Welcome to Atonal, somewhere to explore the atonality of life.
Atonality – what is it?
Atonality in its broadest sense is music that lacks a tonal centre, or key…. More narrowly, the term atonality describes music that does not conform to the system of tonal hierarchies that characterized classical European music between the seventeenth and nineteenth centuries (Lansky, Perle, and Headlam 2001).
Atonality is a term which I have latched onto unconsciously for the longest time. I’d always been attracted to contemporary classical music and remember the emotional, sensory and auditory rollercoaster I went on when I first listened to Bartok’s Mikrokosmos. I remember sitting in a music lesson at school in around Year 10 and the music teacher playing this to us. It drove into the very heart of me and I couldn’t get enough of it. Almost 30 years later, I have reengaged with that score and am attempting to play this on the piano, but that may take just as long to perfect! What that exposure to 20th Century classical music did for me though was to open a new door into music that connected my sense of difference in a musical way. It seemed to exemplify the disc(h)ord of my difference, personify that juxtaposition between the ‘norm’ and the ‘other’. This was all before I was consciously thinking about my experience and definitely way before I was even aware that racial tension had any place in my life. That emerged with the onslaught of Brexit.

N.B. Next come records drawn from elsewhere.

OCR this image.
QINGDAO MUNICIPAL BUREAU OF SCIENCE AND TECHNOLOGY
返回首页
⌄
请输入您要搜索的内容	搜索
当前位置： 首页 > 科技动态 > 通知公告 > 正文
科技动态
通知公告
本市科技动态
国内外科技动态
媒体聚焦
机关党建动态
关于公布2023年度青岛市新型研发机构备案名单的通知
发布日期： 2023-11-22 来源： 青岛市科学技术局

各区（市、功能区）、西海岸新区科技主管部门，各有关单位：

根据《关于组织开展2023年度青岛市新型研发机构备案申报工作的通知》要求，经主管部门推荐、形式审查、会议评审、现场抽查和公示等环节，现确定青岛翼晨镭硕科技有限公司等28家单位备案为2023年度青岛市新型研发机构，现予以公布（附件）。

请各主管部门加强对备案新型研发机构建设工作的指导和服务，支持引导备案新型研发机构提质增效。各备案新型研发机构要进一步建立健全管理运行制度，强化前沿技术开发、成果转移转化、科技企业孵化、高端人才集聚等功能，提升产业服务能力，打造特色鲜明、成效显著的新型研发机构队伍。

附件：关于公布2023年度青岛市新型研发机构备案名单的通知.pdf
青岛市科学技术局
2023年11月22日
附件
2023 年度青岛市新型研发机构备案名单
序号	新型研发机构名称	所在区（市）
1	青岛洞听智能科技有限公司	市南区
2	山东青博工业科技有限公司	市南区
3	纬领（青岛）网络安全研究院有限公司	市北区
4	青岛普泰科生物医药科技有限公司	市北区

This page is dedicated to exploring the ideas of being in the position of being ‘othered’. These are often positions that are difficult to understand, even by those who are people of colour themselves. Understanding that the systems that we currently exist in are built and sustained in order to maintain the status quo can be difficult to grasp if you have little lived experience of this. Perhaps, in sharing my own experiences and those who have had similar experiences, people who have had the privilege of never experiencing disadvantage because of the colour of their skin can start to open their eyes to a different way of living.
In the blog section, there is a running commentary of experiences I have thought about either that have happened recently or I have recently understood because of my awakening, even if the event itself happened in the past. Some of the thinking I have yet to do is about generational trauma when it comes to the experience of moving to a colonial island from a colonised island against a backdrop of political and economic drama. Picking apart my journey through history to this point will undoubtedly reveal how colonialism had a traumatic impact through the generations and how that has been impressed on me. This is new territory for me who always felt the privilege of having a middle class upbringing in suburbia in West London. Despite multiculturism pushing at the boundaries of my hometown at the time of growing up, I managed to maintain an almost exclusively white upbringing thanks to attendance at 4 state schools in my time (2 state and 2 independent). The blogs allow me to cathartically explore what those ideas and revelations mean for my current existence and how they have impacted on how I process the world around me.